Continuous monitoring and repeatable testing of our engine’s performance will sit at the centre of these processes.
The “engine” code is written in Python, and we use the usual suspects there: scipy, numpy, pandas, and matplotlib.
We have a set of “test problems” that the algorithm is run against. Each test problem is defined by a configuration and a relatively large file containing the geospatial data required. The code is versioned using git and the geospatial data is versioned using DVC.
Usually, when we try to make an improvement to the algorithm, we start with one of those test problems and run it with whatever modifications we wish to make. We usually use Neptune in this part of the process in order to track experiments. This allows us to easily look back at what we have tried up until now and plan the next steps.
Once we’ve managed to produce better results in that one test problem, we expand our testing to the full set of test problems. Developers can run the full testing pipeline (see image below) and then compare the results to the latest run on the master branch. This allows us to tell whether there is a statistically significant improvement across all our test problems after we’ve made the change.
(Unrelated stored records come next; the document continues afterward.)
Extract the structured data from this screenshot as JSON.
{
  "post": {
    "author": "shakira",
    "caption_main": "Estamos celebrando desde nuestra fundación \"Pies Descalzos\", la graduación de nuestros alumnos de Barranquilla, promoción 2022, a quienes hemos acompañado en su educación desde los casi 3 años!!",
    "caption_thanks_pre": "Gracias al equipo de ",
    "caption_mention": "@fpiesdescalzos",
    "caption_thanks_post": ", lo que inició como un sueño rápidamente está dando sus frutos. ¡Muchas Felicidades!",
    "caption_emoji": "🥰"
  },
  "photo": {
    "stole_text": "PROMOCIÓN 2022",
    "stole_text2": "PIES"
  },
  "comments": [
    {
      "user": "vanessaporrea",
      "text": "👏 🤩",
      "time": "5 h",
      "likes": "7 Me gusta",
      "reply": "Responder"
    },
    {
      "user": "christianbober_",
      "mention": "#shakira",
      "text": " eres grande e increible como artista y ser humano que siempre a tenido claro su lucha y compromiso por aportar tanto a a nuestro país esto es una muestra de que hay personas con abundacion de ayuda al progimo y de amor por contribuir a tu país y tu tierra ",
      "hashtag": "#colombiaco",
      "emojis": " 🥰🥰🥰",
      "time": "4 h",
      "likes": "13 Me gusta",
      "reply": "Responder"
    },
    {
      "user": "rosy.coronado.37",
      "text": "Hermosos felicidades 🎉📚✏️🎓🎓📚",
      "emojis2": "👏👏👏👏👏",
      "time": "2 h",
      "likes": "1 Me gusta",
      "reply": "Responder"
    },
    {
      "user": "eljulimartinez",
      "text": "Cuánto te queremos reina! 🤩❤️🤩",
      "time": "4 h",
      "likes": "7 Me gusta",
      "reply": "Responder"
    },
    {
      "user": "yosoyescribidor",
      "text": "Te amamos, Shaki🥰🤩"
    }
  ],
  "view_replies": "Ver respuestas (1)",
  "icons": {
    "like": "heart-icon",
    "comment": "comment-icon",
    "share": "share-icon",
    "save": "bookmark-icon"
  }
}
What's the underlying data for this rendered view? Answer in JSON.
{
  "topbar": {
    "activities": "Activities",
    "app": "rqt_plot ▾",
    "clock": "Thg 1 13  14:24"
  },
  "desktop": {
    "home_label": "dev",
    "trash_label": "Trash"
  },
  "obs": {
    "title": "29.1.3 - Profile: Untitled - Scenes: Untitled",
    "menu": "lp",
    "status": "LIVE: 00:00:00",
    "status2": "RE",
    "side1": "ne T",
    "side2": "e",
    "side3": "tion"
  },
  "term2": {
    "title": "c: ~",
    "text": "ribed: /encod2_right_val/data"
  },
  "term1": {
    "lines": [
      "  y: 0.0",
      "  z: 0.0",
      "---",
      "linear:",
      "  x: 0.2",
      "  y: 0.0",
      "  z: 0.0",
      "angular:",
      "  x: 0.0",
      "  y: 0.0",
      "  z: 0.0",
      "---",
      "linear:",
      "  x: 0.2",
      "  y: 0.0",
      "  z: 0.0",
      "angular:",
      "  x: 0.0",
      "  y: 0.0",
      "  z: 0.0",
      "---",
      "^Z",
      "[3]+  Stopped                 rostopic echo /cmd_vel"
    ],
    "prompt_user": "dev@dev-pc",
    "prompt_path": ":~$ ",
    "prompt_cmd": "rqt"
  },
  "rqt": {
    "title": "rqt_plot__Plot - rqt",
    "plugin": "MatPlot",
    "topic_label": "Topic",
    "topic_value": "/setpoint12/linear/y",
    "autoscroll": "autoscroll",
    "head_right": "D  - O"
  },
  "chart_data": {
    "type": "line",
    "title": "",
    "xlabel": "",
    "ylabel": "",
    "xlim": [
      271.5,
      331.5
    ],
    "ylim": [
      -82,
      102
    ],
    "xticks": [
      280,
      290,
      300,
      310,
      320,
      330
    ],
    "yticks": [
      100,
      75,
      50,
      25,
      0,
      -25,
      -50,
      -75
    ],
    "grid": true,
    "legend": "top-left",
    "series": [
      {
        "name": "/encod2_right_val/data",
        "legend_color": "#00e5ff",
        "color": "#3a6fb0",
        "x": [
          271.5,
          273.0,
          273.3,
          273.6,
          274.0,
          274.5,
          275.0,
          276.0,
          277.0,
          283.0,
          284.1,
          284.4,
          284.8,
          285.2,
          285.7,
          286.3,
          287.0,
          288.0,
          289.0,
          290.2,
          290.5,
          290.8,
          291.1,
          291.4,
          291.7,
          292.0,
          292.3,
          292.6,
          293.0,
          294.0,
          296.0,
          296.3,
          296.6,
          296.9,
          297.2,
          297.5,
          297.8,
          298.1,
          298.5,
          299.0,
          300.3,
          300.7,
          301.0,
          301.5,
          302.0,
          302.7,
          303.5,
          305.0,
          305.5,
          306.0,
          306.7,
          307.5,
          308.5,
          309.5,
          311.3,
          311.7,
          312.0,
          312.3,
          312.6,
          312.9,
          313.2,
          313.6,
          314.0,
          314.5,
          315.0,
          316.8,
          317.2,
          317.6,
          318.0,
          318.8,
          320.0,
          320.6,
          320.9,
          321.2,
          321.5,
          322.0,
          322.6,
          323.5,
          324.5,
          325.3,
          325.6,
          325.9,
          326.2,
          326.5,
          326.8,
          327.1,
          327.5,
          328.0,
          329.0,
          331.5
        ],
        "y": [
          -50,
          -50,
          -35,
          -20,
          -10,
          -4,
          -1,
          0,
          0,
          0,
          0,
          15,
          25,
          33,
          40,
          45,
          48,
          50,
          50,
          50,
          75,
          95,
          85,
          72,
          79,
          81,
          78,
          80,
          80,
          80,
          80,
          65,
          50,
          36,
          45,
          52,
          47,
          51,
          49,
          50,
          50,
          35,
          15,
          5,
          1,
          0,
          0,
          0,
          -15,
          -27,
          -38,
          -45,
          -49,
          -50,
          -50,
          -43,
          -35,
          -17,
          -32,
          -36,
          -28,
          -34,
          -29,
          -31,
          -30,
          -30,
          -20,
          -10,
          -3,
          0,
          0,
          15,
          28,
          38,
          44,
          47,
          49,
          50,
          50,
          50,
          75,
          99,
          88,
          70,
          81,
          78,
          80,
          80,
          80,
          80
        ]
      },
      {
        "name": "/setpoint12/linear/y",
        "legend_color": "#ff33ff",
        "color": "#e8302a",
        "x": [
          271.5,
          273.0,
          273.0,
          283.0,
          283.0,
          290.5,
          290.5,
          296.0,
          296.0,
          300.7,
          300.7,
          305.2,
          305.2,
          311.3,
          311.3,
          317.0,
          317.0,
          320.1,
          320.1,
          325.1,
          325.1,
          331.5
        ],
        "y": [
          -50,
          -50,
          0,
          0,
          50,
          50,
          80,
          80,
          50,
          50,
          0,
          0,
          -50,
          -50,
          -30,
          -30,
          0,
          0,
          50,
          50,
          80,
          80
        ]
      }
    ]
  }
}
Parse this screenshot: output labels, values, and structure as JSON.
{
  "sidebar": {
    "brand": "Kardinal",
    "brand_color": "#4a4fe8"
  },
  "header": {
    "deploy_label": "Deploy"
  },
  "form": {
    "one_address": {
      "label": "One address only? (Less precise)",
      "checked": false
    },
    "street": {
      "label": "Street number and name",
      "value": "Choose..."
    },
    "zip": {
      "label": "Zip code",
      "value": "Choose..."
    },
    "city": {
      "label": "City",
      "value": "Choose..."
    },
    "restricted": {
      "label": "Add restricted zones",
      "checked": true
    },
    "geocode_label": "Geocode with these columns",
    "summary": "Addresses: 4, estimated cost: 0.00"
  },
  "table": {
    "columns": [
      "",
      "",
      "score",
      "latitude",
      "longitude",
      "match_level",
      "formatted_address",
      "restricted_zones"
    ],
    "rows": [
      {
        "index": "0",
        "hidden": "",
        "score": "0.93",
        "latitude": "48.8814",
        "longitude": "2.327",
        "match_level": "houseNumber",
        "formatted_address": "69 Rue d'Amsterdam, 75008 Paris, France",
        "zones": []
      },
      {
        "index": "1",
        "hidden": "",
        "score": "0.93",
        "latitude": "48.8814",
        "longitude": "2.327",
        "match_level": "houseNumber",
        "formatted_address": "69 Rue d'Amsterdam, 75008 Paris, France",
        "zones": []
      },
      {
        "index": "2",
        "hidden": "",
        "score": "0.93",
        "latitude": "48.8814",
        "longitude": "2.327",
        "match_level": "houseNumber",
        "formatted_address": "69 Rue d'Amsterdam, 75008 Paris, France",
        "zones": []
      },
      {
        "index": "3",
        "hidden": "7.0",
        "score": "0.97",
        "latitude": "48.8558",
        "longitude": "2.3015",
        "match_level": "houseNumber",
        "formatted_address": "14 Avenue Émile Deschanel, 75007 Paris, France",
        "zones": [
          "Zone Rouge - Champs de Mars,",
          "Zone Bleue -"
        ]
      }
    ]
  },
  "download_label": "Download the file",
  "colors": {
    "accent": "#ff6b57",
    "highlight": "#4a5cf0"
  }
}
This pipeline runs on Github Actions and uses a tool called CML to deploy EC2 instances.
If we’re satisfied with the result, we then get to work “productising” whatever code we wrote: we clean it up, write unit tests, etc. For unit tests, we use pytest and Hypothesis. The latter is a clever data generator for python unit tests, that usually allows us to find edge cases that break our code and handle them.
For the algorithm itself, we use a heavily modified version of the Platypus library in python. We’ve made extensive modifications that allow for better parallel computing and that better suit our use case in general.
Finally, we use Ray to parallelise computations. We’ve found it to be much quicker than the multiprocessing module in python and it has the potential to easily horizontally scale across multiple machines (though we haven’t taken advantage of that functionality just yet).
For our cloud, we also use Kubernetes, as well as Argo workflows.
What we like about our current setup
- The whole testing pipeline is unit tested with every PR, which means that it runs reliably and doesn’t fail on us.
- All the relevant data is recorded in one place: git version, metrics from multiple runs, configuration data, etc.
- Through the CUSTOM_RUN_ID functionality, we can easily process and aggregate data at different stages of our CI/CD pipeline, and then update the relevant run.
- Neptune’s UI is fairly sleek and it makes tracking, tagging and managing runs very easy.
- Since everything is versioned (code with git, and geospatial data through DVC), repeatability is much more achievable.
What we don’t like about our current setup
- Our runners are spot instances and so they get killed by AWS more often than we’d like, which means we need to restart the pipeline.
- Because the full pipeline takes a couple of hours to run, and because of how the rest of our CI/CD is set up, it doesn’t deploy anything. Rather, it acts as a “sanity check” to see whether we broke anything in the previous week or not. Ideally, we’d want to tie approval of results to deployment of a new version of our algorithm.
- The final step of the process is still manual. A human has to go in and run a script that downloads data from 2 runs and executes a statistical comparison between them in order to tell us which one is better. Because it’s manual, it’s not really part of the pipeline and therefore that information isn’t stored in Neptune, which is a shame.